La "Petite Histoire de la caricature de presse en 40 images" de Dominique Moncond'huy est un ouvrage à mettre entre toutes les mains... Foto: Gervaise Thirion (Extrait de la couverture du livre)

(Par Gervaise Thirion) – Il s’agit d’une histoire adossée à l’actualité. Les attentats de janvier 2015 ont ravivé le débat sur la liberté d’expression. Les caricatures de Charlie Hebdo, «à l’insu de leur plein gré» (à l’insu de la bêtise incommensurable des autres et au gré de leur liberté consubstantielle) et leurs conséquences tragiques, marqueront à tout jamais les esprits épris de liberté, fût elle satirique, même parfois à leur endroit.

Les hommages, commémorations, célébrations de toutes sortes, menés tambour battant par nos politiques, la semaine passée et abondamment relayés par les médias, n’aident en rien à l’apaiser. Nous sommes entrés dans la culture du «trauma» et il serait bon de ne pas en rester là.

Colère, ressentiment, tristesse, peur, tous ces sentiments contribuent à brouiller les idées et font naître le besoin de prendre du recul.

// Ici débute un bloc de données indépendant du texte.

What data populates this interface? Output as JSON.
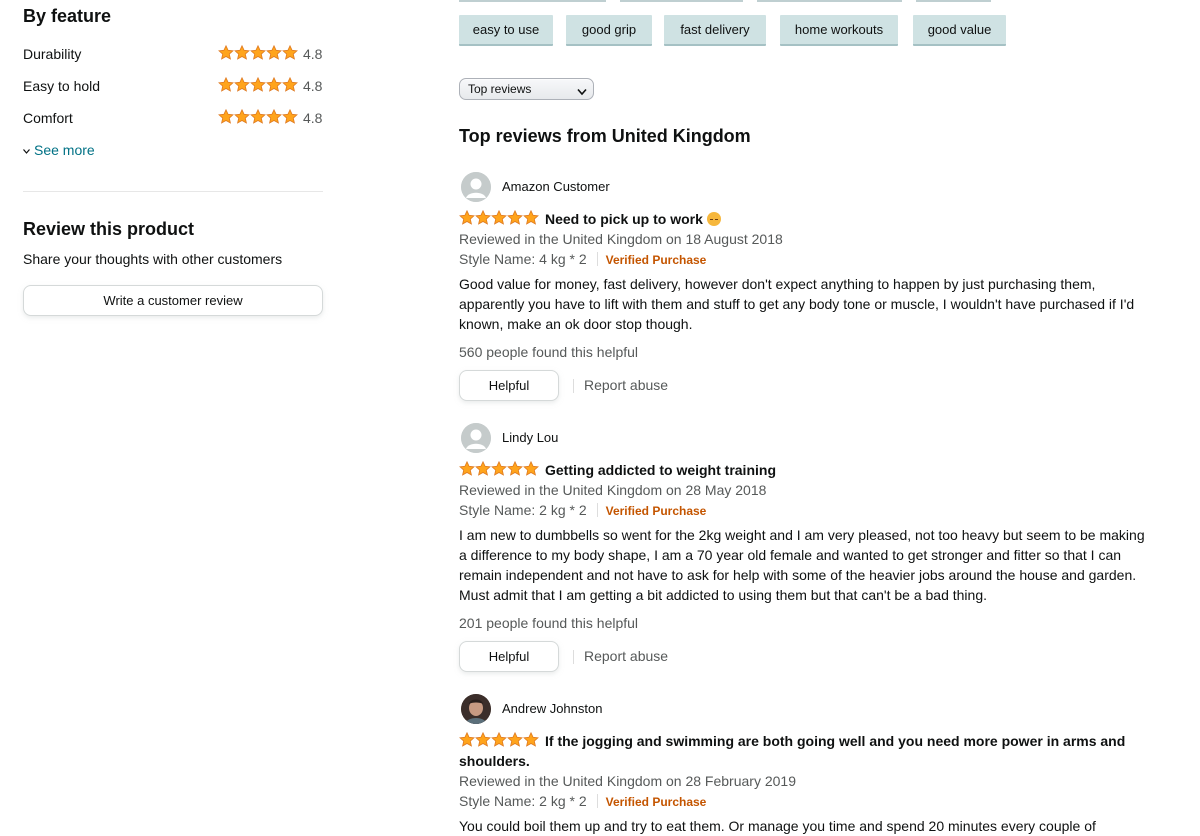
{
  "features": {
    "title": "By feature",
    "items": [
      {
        "name": "Durability",
        "rating": "4.8"
      },
      {
        "name": "Easy to hold",
        "rating": "4.8"
      },
      {
        "name": "Comfort",
        "rating": "4.8"
      }
    ],
    "see_more": "See more"
  },
  "review_product": {
    "title": "Review this product",
    "subtitle": "Share your thoughts with other customers",
    "button": "Write a customer review"
  },
  "chips": [
    "easy to use",
    "good grip",
    "fast delivery",
    "home workouts",
    "good value"
  ],
  "sort": {
    "selected": "Top reviews"
  },
  "reviews_heading": "Top reviews from United Kingdom",
  "reviews": [
    {
      "author": "Amazon Customer",
      "title": "Need to pick up to work",
      "date": "Reviewed in the United Kingdom on 18 August 2018",
      "style": "Style Name: 4 kg * 2",
      "verified": "Verified Purchase",
      "body": "Good value for money, fast delivery, however don't expect anything to happen by just purchasing them, apparently you have to lift with them and stuff to get any body tone or muscle, I wouldn't have purchased if I'd known, make an ok door stop though.",
      "helpful_count": "560 people found this helpful",
      "helpful_button": "Helpful",
      "report": "Report abuse"
    },
    {
      "author": "Lindy Lou",
      "title": "Getting addicted to weight training",
      "date": "Reviewed in the United Kingdom on 28 May 2018",
      "style": "Style Name: 2 kg * 2",
      "verified": "Verified Purchase",
      "body": "I am new to dumbbells so went for the 2kg weight and I am very pleased, not too heavy but seem to be making a difference to my body shape, I am a 70 year old female and wanted to get stronger and fitter so that I can remain independent and not have to ask for help with some of the heavier jobs around the house and garden. Must admit that I am getting a bit addicted to using them but that can't be a bad thing.",
      "helpful_count": "201 people found this helpful",
      "helpful_button": "Helpful",
      "report": "Report abuse"
    },
    {
      "author": "Andrew Johnston",
      "title": "If the jogging and swimming are both going well and you need more power in arms and shoulders.",
      "date": "Reviewed in the United Kingdom on 28 February 2019",
      "style": "Style Name: 2 kg * 2",
      "verified": "Verified Purchase",
      "body": "You could boil them up and try to eat them. Or manage you time and spend 20 minutes every couple of"
    }
  ],
  "colors": {
    "star": "#ffa41c",
    "link": "#007185",
    "verified": "#c45500",
    "chip": "#cfe2e3"
  }
}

Une bonne caricature peut y contribuer tout en fixant le souvenir.

Un ouvrage pédagogique. – Dans ce petit livre, paru en juin 2015, il ne s’agit pas de prendre parti mais de parcourir l’histoire de la satire, revisitée dans une intention surtout pédagogique. L’auteur de cette anthologie, Dominique Moncond’huy, qui enseigne la littérature française et l’analyse de l’image à l’université de Poitiers, nous offre là un travail finement construit autour de documents judicieusement choisis.

Destiné à un public scolaire (il est édité dans la collection folioplus classiques), cet ouvrage se veut donc surtout didactique. Les enseignants pourront, c’est déjà le cas pour certains, en faire un support, un appui, pour gérer la situation pédagogique inédite à laquelle ils ont été confrontés à la suite des évènements, là où les circulaires ministérielles sont de peu de secours.

Il y a fort à parier que, en dehors des érudits et des «je sais tout», nous sommes nombreux à avoir une connaissance très lacunaire de cette histoire écrite de cette façon-là. Dans son avant-propos, l’auteur rappelle justement que les caricatures ont pour visée de formuler un point de vue généralement critique, de provoquer, surprendre, déranger, en appelant le spectateur-lecteur à réagir, à approuver, s’insurger, rire et ouvrir un espace de discussion, un moment d’échange.

Une structure hybride en deux parties. – La première donne à voir 40 images ou dessins de presse couvrant la période de 1791 à 2015. La plupart sont français, quelques-uns sont l’oeuvre de dessinateurs italien, espagnol, anglais ou russe. Sa présentation est claire : A gauche l’image, à droite un texte qui précise l’organe de publication, explique le contexte et propose une analyse, un décryptage.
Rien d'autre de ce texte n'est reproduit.